Two weekends ago, Evan and I decided it was time for another trip out of town. (Like me, he’s a native New Yorker who often needs a break from the city.) Due to a crazy period at work, I was unable to take time off, so we once again looked for a quick, one-night getaway that we could drive to in less than two hours.
We opted for New Hope, Pennsylvania. Though the town is right off the Delaware River, where we go tubing every year, I’d never been. (The Delaware divides New Jersey and Pennsylvania, and we’d always launched our tubes and gone out for dinner on the NJ side.)
New Hope seemed like the perfect spot for an early-spring overnight. The town looked cute, and our good friends, Karen and Steve, are getting married there this fall. Plus, Evan and I both have a penchant for farms, and knew there were many in the area. We booked a room at Ash Mill Farm, a few miles outside New Hope.
We arrived early on Saturday evening. A bar mitzvah was in full swing in a tent on the grounds, but the b&b, itself, was quiet.
Evan and I checked in with the innkeepers, a young couple named Matt and Noel, and headed upstairs to the 1790’s room. The farmhouse was built at that time, and it felt like it! Our room had wooden windows, doors and floors in-line with the period.
I was happy that the view from our room was green grass and trees, instead of other apartment buildings!
I liked the red accents, and thought the room was cute, but we both felt the place needed a bit of…freshening up. Mostly, a new coat of paint, inside and out.
Evan and I walked around the farm before the sun set. The animals were all hiding, so we just strolled among the trees and steered clear of the bar mitzvah tent. (No need to crash a 13-year-old’s party!)
The next day, we sat down to breakfast in the dining room…
…and helped ourselves to fruit and pastries from the breakfast buffet. Noel and Matt also served us a good omelet, a waffle, and fruit and yogurt.
When Evan and I checked out, we learned why the place felt like it was in a transitional state. Matt told us that last year, he and Noel were just a regular couple who had day jobs. While looking for a wedding venue, they came upon Ash Mill Farm and fell in love with it. They got married there during the summer. Around that time, they also learned that the innkeepers were looking to move on. A few days later, he and Noel took over the place.
That explained a lot! It’s a pretty big task for a newlywed couple to take over a farm and b&b and start to spruce it up.
Before leaving the farm, Evan and I spent some time on the grounds, again—and this time, the animals were out!
We stopped into the barn to see the sheep and goats—who all clamored to the fence when they saw us.
Evan indulged them with some food.
…though I was just as excited when one of the barn cats arrived.

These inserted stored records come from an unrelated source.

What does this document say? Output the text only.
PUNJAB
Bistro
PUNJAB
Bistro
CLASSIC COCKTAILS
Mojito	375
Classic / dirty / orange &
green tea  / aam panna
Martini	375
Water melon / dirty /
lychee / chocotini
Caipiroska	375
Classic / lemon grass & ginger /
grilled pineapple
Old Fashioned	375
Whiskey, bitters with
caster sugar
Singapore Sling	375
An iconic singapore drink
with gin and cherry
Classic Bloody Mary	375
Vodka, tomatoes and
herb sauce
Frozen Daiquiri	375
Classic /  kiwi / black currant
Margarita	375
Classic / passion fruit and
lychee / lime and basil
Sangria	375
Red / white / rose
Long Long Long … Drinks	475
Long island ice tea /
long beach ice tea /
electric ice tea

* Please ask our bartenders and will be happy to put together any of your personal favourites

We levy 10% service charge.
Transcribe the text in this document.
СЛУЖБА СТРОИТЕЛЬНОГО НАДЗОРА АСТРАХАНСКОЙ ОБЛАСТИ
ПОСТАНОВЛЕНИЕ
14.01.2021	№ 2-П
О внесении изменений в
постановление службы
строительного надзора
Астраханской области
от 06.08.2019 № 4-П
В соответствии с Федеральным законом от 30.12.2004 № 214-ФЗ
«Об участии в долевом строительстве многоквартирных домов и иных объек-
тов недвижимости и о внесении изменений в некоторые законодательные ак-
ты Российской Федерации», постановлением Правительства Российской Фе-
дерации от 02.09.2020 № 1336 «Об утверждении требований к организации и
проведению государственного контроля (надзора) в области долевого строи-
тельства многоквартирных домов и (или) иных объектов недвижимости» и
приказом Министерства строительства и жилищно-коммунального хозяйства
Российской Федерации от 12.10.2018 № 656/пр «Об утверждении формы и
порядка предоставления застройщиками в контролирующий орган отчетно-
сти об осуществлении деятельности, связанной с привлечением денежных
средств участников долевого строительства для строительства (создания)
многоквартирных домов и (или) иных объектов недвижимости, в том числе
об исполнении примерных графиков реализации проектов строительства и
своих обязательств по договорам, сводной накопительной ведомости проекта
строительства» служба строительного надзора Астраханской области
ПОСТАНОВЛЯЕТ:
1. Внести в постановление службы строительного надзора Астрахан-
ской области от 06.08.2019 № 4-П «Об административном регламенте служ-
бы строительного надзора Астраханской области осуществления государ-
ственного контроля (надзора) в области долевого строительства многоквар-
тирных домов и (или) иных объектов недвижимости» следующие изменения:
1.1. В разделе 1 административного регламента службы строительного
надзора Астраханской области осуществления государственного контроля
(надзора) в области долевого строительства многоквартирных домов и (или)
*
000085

Some of the sheep were oddly shorn. (If you happen to know why they were, let me know!)
We also walked through the part of the barn that can be used as an event space. I loved this all-wood room and the natural light that poured in. I could imagine how pretty and romantic a wedding dinner there would be.
After leaving the farm, we headed into New Hope. Even though it was Easter Sunday, lots of people were out.
We walked up and down the streets, passing the Bucks County Playhouse (love how it’s housed in a towering barn!)…
…and checked out shops, like the Soap Opera Company.
After a while, we got hungry.
The Creole menu at Marsha Brown looked good, and the restaurant is in a converted church. But they wouldn’t let us in without a reservation, since it was a holiday. At Nikolas, they were only serving dinner, even though it was 2 p.m.
Evan and I finally decided to eat at Hearth, and ended up happy with the decision. The restaurant was quiet, and we got a nice table in a sunny spot upstairs. We shared french onion and porter rarebit on pumpernickel toast, polenta and a veggie pot pie.
Despite feeling full afterward, we still stopped for ice cream (topped with chocolate-covered waffle bits!) at Nina’s Waffle’s…
…and then walked around some more, just enjoying the warm weather before heading back to the city.